E non potendo in quello fervore contenersi per l'abbondanza della divina grazia,
gridava ad alta voce; e tanto stette in questo modo, che fu ora di dire messa;
onde egli s'andò a parare allo altare e cominciò la messa. E quanto più
procedeva oltre, tanto più gli cresceva l'amore di Cristo e quello fervore della
divozione, col quale e' gli era dato un sentimento di Dio ineffabile, il quale
egli medesimo non sapea né potea poi esprimere con la lingua. Di che temendo
egli che quello fervore e sentimento di Dio crescesse tanto che gli convenisse
lasciare la messa, fu in grande perplessità e non sapea che parte si prendere, o
di procedere oltre nella messa o di stare a aspettare. Ma imperò che altra volta
gli era addivenuto simile caso, e 'l Signore avea sì temperato quello fervore
che non gli era convenuto lasciare la messa; confidandosi di potere così fare
questa volta, con grande timore si mise a procedere oltre nella messa; e
pervenendo insino al Prefazio della Donna, gli cominciò tanto a crescere la
divina illuminazione e la graziosa soavità dello amore di Dio, che vegnendo a
Qui pridie quam, appena potea sostenere tanta soavità e dolcezza. Finalmente
giugnendo all'atto della consecrazione, e detto la metà delle parole sopra
l'ostia, cioè Hoc est enim, per nessuno modo potea procedere più oltre, ma pure
repetia queste medesime parole, cioè Hoc est enim; e la cagione perché non potea
procedere più oltre, si era che e' sentia e vedea la presenza di Cristo con
moltitudine di Agnoli, la cui maestà non potea sofferire; e vedea che Cristo non
entrava nella ostia, né ovvero che l'ostia non si transustanziava nel corpo di
Cristo se egli non proferia l'altra metà delle parole, cioè corpus meum. Di che
stando egli in questa ansietà e non procedendo più oltre, il guardiano e gli
altri frati ed eziandio molti secolari ch'erano in chiesa ad udire la messa,
s'appressarono allo altare e stavano ispaventati a vedere e a considerare gli
atti di frate Giovanni; e molti di loro piagnevano per divozione. Alla perfine,
dopo grande spazio, cioè quando piacque a Dio, frate Giovanni proferì Corpus
meam ad alta voce; e di subito la forma del pane isvanì, e nell'ostia apparì
Gesù Cristo benedetto incarnato e glorificato, e dimostrogli la umiltà e carità
la quale il fece incarnare della vergine Maria e la quale il fa venire ognindì
nelle mani del sacerdote quando consacra l'ostia. Per la qual cosa egli fu più
elevato in dolcezza di contemplazione. Onde levato ch'egli ebbe l'ostia e il
calice consacrato, egli fu ratto fuori di se medesimo; ed essendo l'anima
sospesa dalli sentimenti corporali, il corpo suo cadde indietro, e se non che fu
sostenuto dal guardiano, il quale gli stava dietro, cadea supino in terra. Di
che, accorrendovi li frati e li secolari ch'erano in chiesa, uomini e donne, ne
fu portato in sagrestia come morto, imperò che il corpo suo era raffreddato come
corpo morto, e le dita delle mani si erano rattrappate sì forte che non si
poteano appena distendere punto o muovere. In questo modo giacque così
tramortito ovvero ratto insino a terza; ed era di state.

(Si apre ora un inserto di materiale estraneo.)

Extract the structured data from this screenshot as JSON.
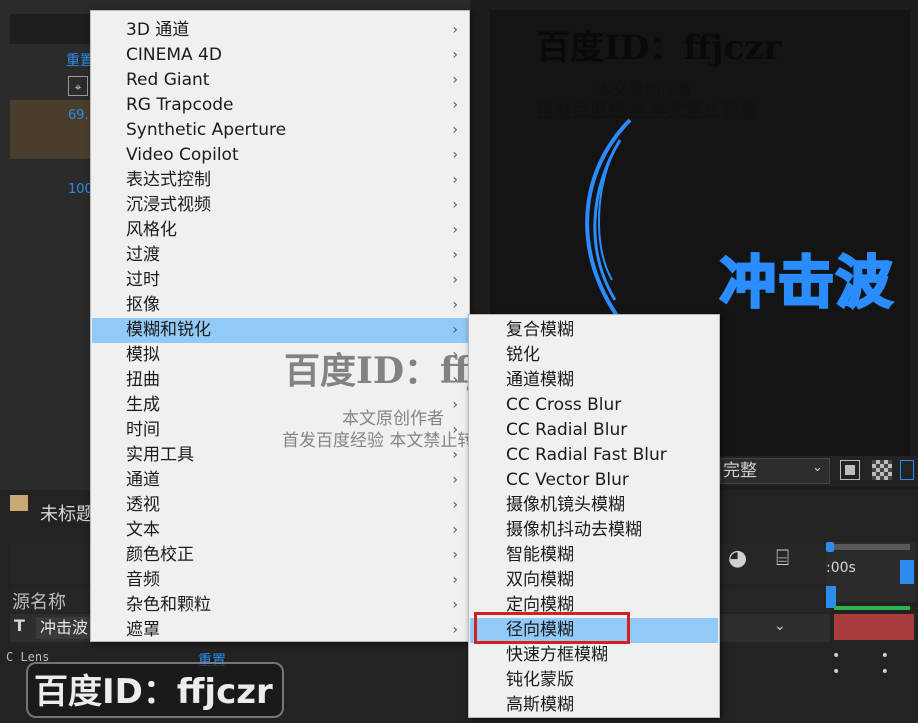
{
  "effect_controls": {
    "reset_label": "重置",
    "value_1": "69.",
    "value_2": "100"
  },
  "viewer": {
    "comp_text": "冲击波",
    "resolution": "完整"
  },
  "timeline": {
    "title": "未标题",
    "time_start": ":00s",
    "col_source_name": "源名称",
    "layer_type": "T",
    "layer_name": "冲击波",
    "effect_row_label": "C Lens",
    "effect_reset": "重置",
    "keyframes": "• • • •"
  },
  "watermarks": {
    "top_id": "百度ID：ffjczr",
    "top_line1": "本文原创作者",
    "top_line2": "首发百度经验  本文禁止转载",
    "mid_id": "百度ID：ffjczr",
    "mid_line1": "本文原创作者",
    "mid_line2": "首发百度经验  本文禁止转载",
    "bottom_id": "百度ID：ffjczr"
  },
  "main_menu": {
    "arrow": "›",
    "items": [
      {
        "label": "3D 通道"
      },
      {
        "label": "CINEMA 4D"
      },
      {
        "label": "Red Giant"
      },
      {
        "label": "RG Trapcode"
      },
      {
        "label": "Synthetic Aperture"
      },
      {
        "label": "Video Copilot"
      },
      {
        "label": "表达式控制"
      },
      {
        "label": "沉浸式视频"
      },
      {
        "label": "风格化"
      },
      {
        "label": "过渡"
      },
      {
        "label": "过时"
      },
      {
        "label": "抠像"
      },
      {
        "label": "模糊和锐化"
      },
      {
        "label": "模拟"
      },
      {
        "label": "扭曲"
      },
      {
        "label": "生成"
      },
      {
        "label": "时间"
      },
      {
        "label": "实用工具"
      },
      {
        "label": "通道"
      },
      {
        "label": "透视"
      },
      {
        "label": "文本"
      },
      {
        "label": "颜色校正"
      },
      {
        "label": "音频"
      },
      {
        "label": "杂色和颗粒"
      },
      {
        "label": "遮罩"
      }
    ]
  },
  "sub_menu": {
    "items": [
      {
        "label": "复合模糊"
      },
      {
        "label": "锐化"
      },
      {
        "label": "通道模糊"
      },
      {
        "label": "CC Cross Blur"
      },
      {
        "label": "CC Radial Blur"
      },
      {
        "label": "CC Radial Fast Blur"
      },
      {
        "label": "CC Vector Blur"
      },
      {
        "label": "摄像机镜头模糊"
      },
      {
        "label": "摄像机抖动去模糊"
      },
      {
        "label": "智能模糊"
      },
      {
        "label": "双向模糊"
      },
      {
        "label": "定向模糊"
      },
      {
        "label": "径向模糊"
      },
      {
        "label": "快速方框模糊"
      },
      {
        "label": "钝化蒙版"
      },
      {
        "label": "高斯模糊"
      }
    ]
  },
  "colors": {
    "menu_bg": "#f0f0f0",
    "menu_highlight": "#91c9f7",
    "annotation_red": "#d32020",
    "accent_blue": "#2d8ceb"
  }
}
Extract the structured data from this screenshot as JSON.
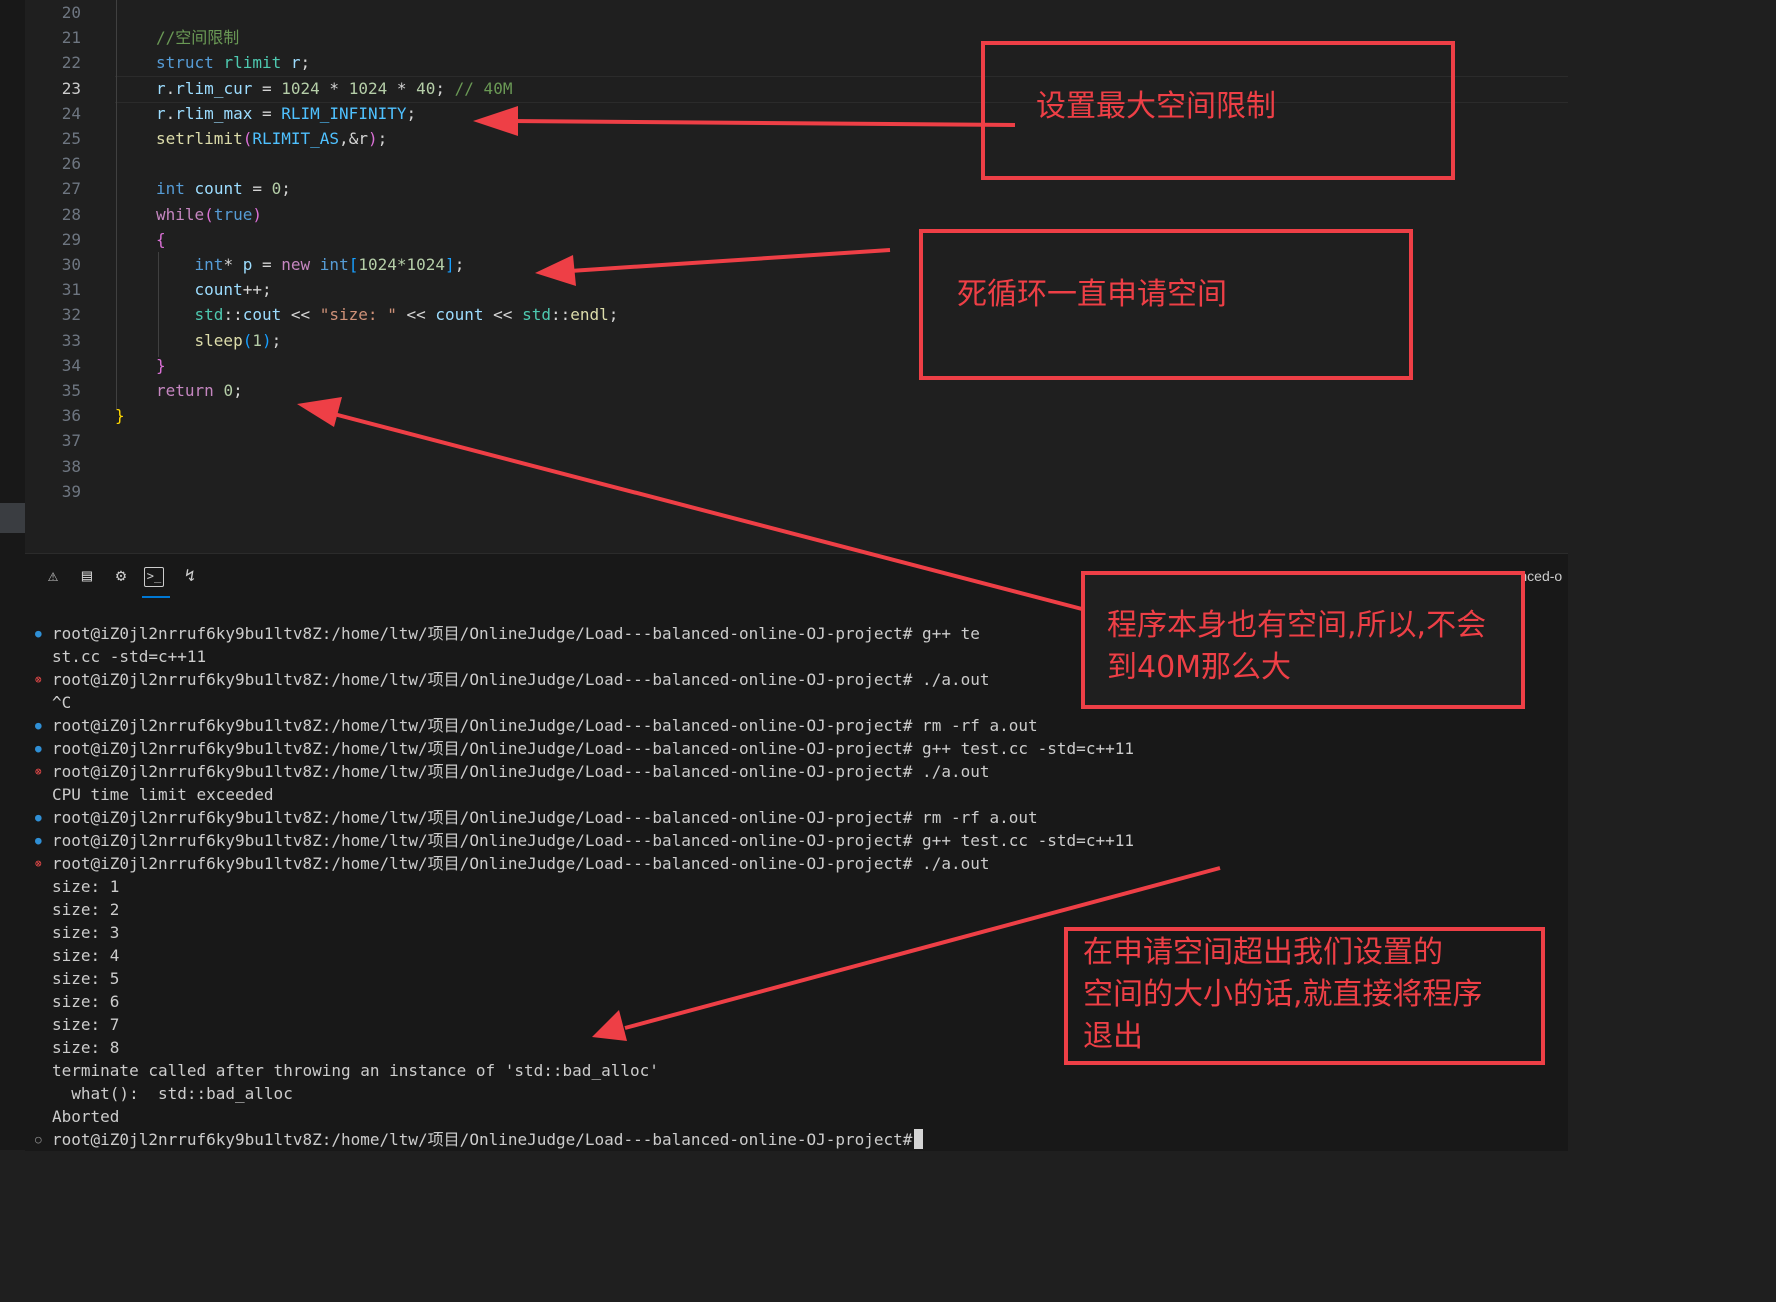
{
  "editor": {
    "active_line": 23,
    "line_numbers": [
      "20",
      "21",
      "22",
      "23",
      "24",
      "25",
      "26",
      "27",
      "28",
      "29",
      "30",
      "31",
      "32",
      "33",
      "34",
      "35",
      "36",
      "37",
      "38",
      "39"
    ],
    "code": {
      "comment_space": "//空间限制",
      "struct_kw": "struct",
      "rlimit_type": "rlimit",
      "var_r": "r",
      "r_cur": "r",
      "rlim_cur": "rlim_cur",
      "num_1024a": "1024",
      "num_1024b": "1024",
      "num_40": "40",
      "comment_40m": "// 40M",
      "r_max": "r",
      "rlim_max": "rlim_max",
      "rlim_infinity": "RLIM_INFINITY",
      "setrlimit": "setrlimit",
      "rlimit_as": "RLIMIT_AS",
      "amp_r": "&r",
      "int_kw": "int",
      "count_var": "count",
      "zero": "0",
      "while_kw": "while",
      "true_kw": "true",
      "int_ptr": "int",
      "p_var": "p",
      "new_kw": "new",
      "int_arr": "int",
      "arr_size": "1024*1024",
      "count_inc": "count",
      "std_a": "std",
      "cout": "cout",
      "size_str": "\"size: \"",
      "count_out": "count",
      "std_b": "std",
      "endl": "endl",
      "sleep": "sleep",
      "one": "1",
      "return_kw": "return",
      "ret_zero": "0"
    }
  },
  "panel": {
    "tab_icons": [
      "warning-icon",
      "output-icon",
      "debug-console-icon",
      "terminal-icon",
      "ports-icon"
    ],
    "terminal_title": "bash - Load---balanced-o",
    "prompt": "root@iZ0jl2nrruf6ky9bu1ltv8Z:/home/ltw/项目/OnlineJudge/Load---balanced-online-OJ-project#",
    "lines": [
      {
        "status": "ok",
        "text": "root@iZ0jl2nrruf6ky9bu1ltv8Z:/home/ltw/项目/OnlineJudge/Load---balanced-online-OJ-project# g++ te"
      },
      {
        "status": "none",
        "text": "st.cc -std=c++11"
      },
      {
        "status": "err",
        "text": "root@iZ0jl2nrruf6ky9bu1ltv8Z:/home/ltw/项目/OnlineJudge/Load---balanced-online-OJ-project# ./a.out"
      },
      {
        "status": "none",
        "text": "^C"
      },
      {
        "status": "ok",
        "text": "root@iZ0jl2nrruf6ky9bu1ltv8Z:/home/ltw/项目/OnlineJudge/Load---balanced-online-OJ-project# rm -rf a.out"
      },
      {
        "status": "ok",
        "text": "root@iZ0jl2nrruf6ky9bu1ltv8Z:/home/ltw/项目/OnlineJudge/Load---balanced-online-OJ-project# g++ test.cc -std=c++11"
      },
      {
        "status": "err",
        "text": "root@iZ0jl2nrruf6ky9bu1ltv8Z:/home/ltw/项目/OnlineJudge/Load---balanced-online-OJ-project# ./a.out"
      },
      {
        "status": "none",
        "text": "CPU time limit exceeded"
      },
      {
        "status": "ok",
        "text": "root@iZ0jl2nrruf6ky9bu1ltv8Z:/home/ltw/项目/OnlineJudge/Load---balanced-online-OJ-project# rm -rf a.out"
      },
      {
        "status": "ok",
        "text": "root@iZ0jl2nrruf6ky9bu1ltv8Z:/home/ltw/项目/OnlineJudge/Load---balanced-online-OJ-project# g++ test.cc -std=c++11"
      },
      {
        "status": "err",
        "text": "root@iZ0jl2nrruf6ky9bu1ltv8Z:/home/ltw/项目/OnlineJudge/Load---balanced-online-OJ-project# ./a.out"
      },
      {
        "status": "none",
        "text": "size: 1"
      },
      {
        "status": "none",
        "text": "size: 2"
      },
      {
        "status": "none",
        "text": "size: 3"
      },
      {
        "status": "none",
        "text": "size: 4"
      },
      {
        "status": "none",
        "text": "size: 5"
      },
      {
        "status": "none",
        "text": "size: 6"
      },
      {
        "status": "none",
        "text": "size: 7"
      },
      {
        "status": "none",
        "text": "size: 8"
      },
      {
        "status": "none",
        "text": "terminate called after throwing an instance of 'std::bad_alloc'"
      },
      {
        "status": "none",
        "text": "  what():  std::bad_alloc"
      },
      {
        "status": "none",
        "text": "Aborted"
      },
      {
        "status": "idle",
        "text": "root@iZ0jl2nrruf6ky9bu1ltv8Z:/home/ltw/项目/OnlineJudge/Load---balanced-online-OJ-project#"
      }
    ]
  },
  "annotations": {
    "box1": "设置最大空间限制",
    "box2": "死循环一直申请空间",
    "box3": [
      "程序本身也有空间,所以,不会",
      "到40M那么大"
    ],
    "box4": [
      "在申请空间超出我们设置的",
      "空间的大小的话,就直接将程序",
      "退出"
    ]
  },
  "colors": {
    "annotation_red": "#ee3f46",
    "editor_bg": "#1f1f1f",
    "panel_bg": "#181818",
    "accent_blue": "#0078d4"
  }
}
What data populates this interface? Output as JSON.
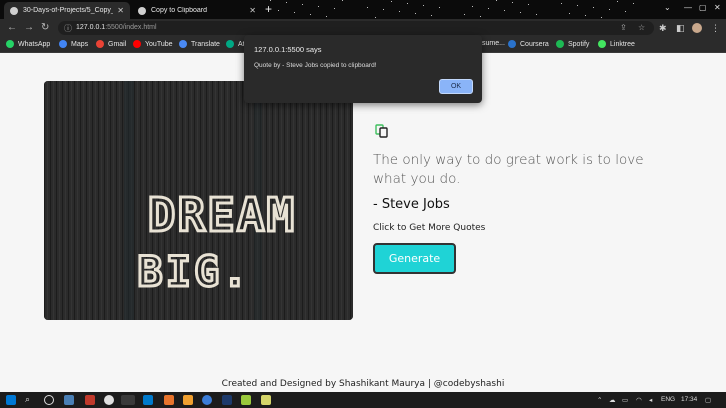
{
  "browser": {
    "tabs": [
      {
        "title": "30-Days-of-Projects/5_Copy_To..."
      },
      {
        "title": "Copy to Clipboard"
      }
    ],
    "address": {
      "host": "127.0.0.1",
      "path": ":5500/index.html"
    },
    "bookmarks": [
      {
        "label": "WhatsApp",
        "color": "#25d366"
      },
      {
        "label": "Maps",
        "color": "#4285f4"
      },
      {
        "label": "Gmail",
        "color": "#ea4335"
      },
      {
        "label": "YouTube",
        "color": "#ff0000"
      },
      {
        "label": "Translate",
        "color": "#4a8af4"
      },
      {
        "label": "At",
        "color": "#00a884"
      },
      {
        "label": "sume...",
        "color": "#777777"
      },
      {
        "label": "Coursera",
        "color": "#2a73cc"
      },
      {
        "label": "Spotify",
        "color": "#1db954"
      },
      {
        "label": "Linktree",
        "color": "#43e660"
      }
    ]
  },
  "page": {
    "image_text": "DREAM BIG.",
    "quote": "The only way to do great work is to love what you do.",
    "author": "- Steve Jobs",
    "more_label": "Click to Get More Quotes",
    "generate_label": "Generate",
    "footer": "Created and Designed by Shashikant Maurya | @codebyshashi"
  },
  "alert": {
    "origin": "127.0.0.1:5500 says",
    "message": "Quote by - Steve Jobs copied to clipboard!",
    "ok_label": "OK"
  },
  "taskbar": {
    "language": "ENG",
    "time": "17:34"
  },
  "colors": {
    "accent_button": "#1fd3d6",
    "copy_icon": "#3fbf5f",
    "dialog_ok": "#8ab4f8"
  }
}
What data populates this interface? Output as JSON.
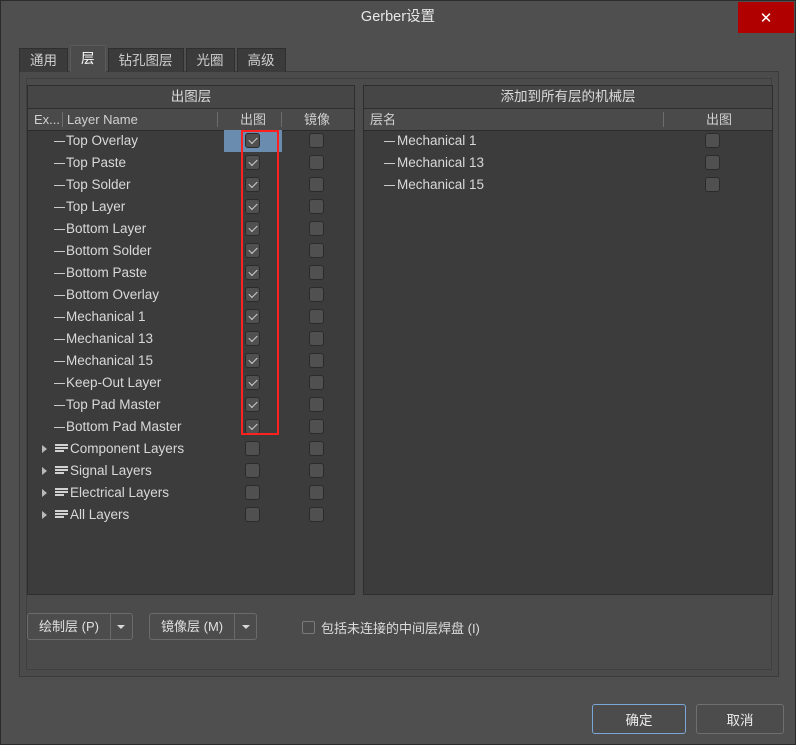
{
  "window": {
    "title": "Gerber设置",
    "close_label": "✕"
  },
  "tabs": [
    {
      "label": "通用",
      "active": false
    },
    {
      "label": "层",
      "active": true
    },
    {
      "label": "钻孔图层",
      "active": false
    },
    {
      "label": "光圈",
      "active": false
    },
    {
      "label": "高级",
      "active": false
    }
  ],
  "left_panel": {
    "title": "出图层",
    "columns": [
      "Ex...",
      "Layer Name",
      "出图",
      "镜像"
    ],
    "rows": [
      {
        "name": "Top Overlay",
        "kind": "leaf",
        "plot": true,
        "mirror": false,
        "selected": true
      },
      {
        "name": "Top Paste",
        "kind": "leaf",
        "plot": true,
        "mirror": false,
        "selected": false
      },
      {
        "name": "Top Solder",
        "kind": "leaf",
        "plot": true,
        "mirror": false,
        "selected": false
      },
      {
        "name": "Top Layer",
        "kind": "leaf",
        "plot": true,
        "mirror": false,
        "selected": false
      },
      {
        "name": "Bottom Layer",
        "kind": "leaf",
        "plot": true,
        "mirror": false,
        "selected": false
      },
      {
        "name": "Bottom Solder",
        "kind": "leaf",
        "plot": true,
        "mirror": false,
        "selected": false
      },
      {
        "name": "Bottom Paste",
        "kind": "leaf",
        "plot": true,
        "mirror": false,
        "selected": false
      },
      {
        "name": "Bottom Overlay",
        "kind": "leaf",
        "plot": true,
        "mirror": false,
        "selected": false
      },
      {
        "name": "Mechanical 1",
        "kind": "leaf",
        "plot": true,
        "mirror": false,
        "selected": false
      },
      {
        "name": "Mechanical 13",
        "kind": "leaf",
        "plot": true,
        "mirror": false,
        "selected": false
      },
      {
        "name": "Mechanical 15",
        "kind": "leaf",
        "plot": true,
        "mirror": false,
        "selected": false
      },
      {
        "name": "Keep-Out Layer",
        "kind": "leaf",
        "plot": true,
        "mirror": false,
        "selected": false
      },
      {
        "name": "Top Pad Master",
        "kind": "leaf",
        "plot": true,
        "mirror": false,
        "selected": false
      },
      {
        "name": "Bottom Pad Master",
        "kind": "leaf",
        "plot": true,
        "mirror": false,
        "selected": false
      },
      {
        "name": "Component Layers",
        "kind": "group",
        "plot": false,
        "mirror": false,
        "selected": false
      },
      {
        "name": "Signal Layers",
        "kind": "group",
        "plot": false,
        "mirror": false,
        "selected": false
      },
      {
        "name": "Electrical Layers",
        "kind": "group",
        "plot": false,
        "mirror": false,
        "selected": false
      },
      {
        "name": "All Layers",
        "kind": "group",
        "plot": false,
        "mirror": false,
        "selected": false
      }
    ]
  },
  "right_panel": {
    "title": "添加到所有层的机械层",
    "columns": [
      "层名",
      "出图"
    ],
    "rows": [
      {
        "name": "Mechanical 1",
        "plot": false
      },
      {
        "name": "Mechanical 13",
        "plot": false
      },
      {
        "name": "Mechanical 15",
        "plot": false
      }
    ]
  },
  "bottom_controls": {
    "plot_layers_button": {
      "label": "绘制层 (P)",
      "accel": "P"
    },
    "mirror_layers_button": {
      "label": "镜像层 (M)",
      "accel": "M"
    },
    "include_unconnected": {
      "label": "包括未连接的中间层焊盘 (I)",
      "accel": "I",
      "checked": false
    }
  },
  "footer": {
    "ok_label": "确定",
    "cancel_label": "取消"
  },
  "highlight": {
    "color": "#ff2020",
    "note": "出图 column checkboxes highlighted"
  },
  "colors": {
    "dialog_bg": "#4f4f4f",
    "panel_bg": "#3c3c3c",
    "selection_blue": "#6a8caf",
    "close_red": "#b00000",
    "highlight_red": "#ff2020",
    "focus_blue": "#7aa7d8"
  }
}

E però ch'io, il quale fui a questo presente, disiderava molto di sapere quello
che Iddio avea adoperato inverso lui, immantanente che egli fu ritornato in sé,
andai a lui e priega 'lo per la carità di Dio ch'egli mi dovesse dire ogni cosa.
Onde egli, perché si fidava molto di me, mi innarrò ogni cosa molto per ordine;
e tra l'altre cose egli mi disse che, considerando egli il corpo e 'l sangue di
Gesù Cristo anche innanzi, il suo cuore era liquido come una cera molto
istemperata, e la carne sua gli parea che fosse sanza ossa per tale modo, che
questi non potea levare le braccia né le mani a fare il segno della croce sopra
l'ostia né sopra il calice. Anche sì mi disse che, innanzi che si facesse prete,
gli era stato rivelato da Dio ch'egli dovea venire meno nella messa; ma, però
che già avea detto molte messe e non gli era quello addivenuto, pensava che la
rivelazione non fosse stata da Dio. E nientedimeno cinque anni innanzi
all'Assunzione della Donna, nella quale il sopraddetto caso gli addivenne, anco
gli era da Dio istato rivelato che in quel caso gli avea a divenire intorno alla
detta festa dell'Assunzione, ma poi non se ne ricordava della detta rivelazione.
A laude di Gesù Cristo e del poverello Francesco. Amen.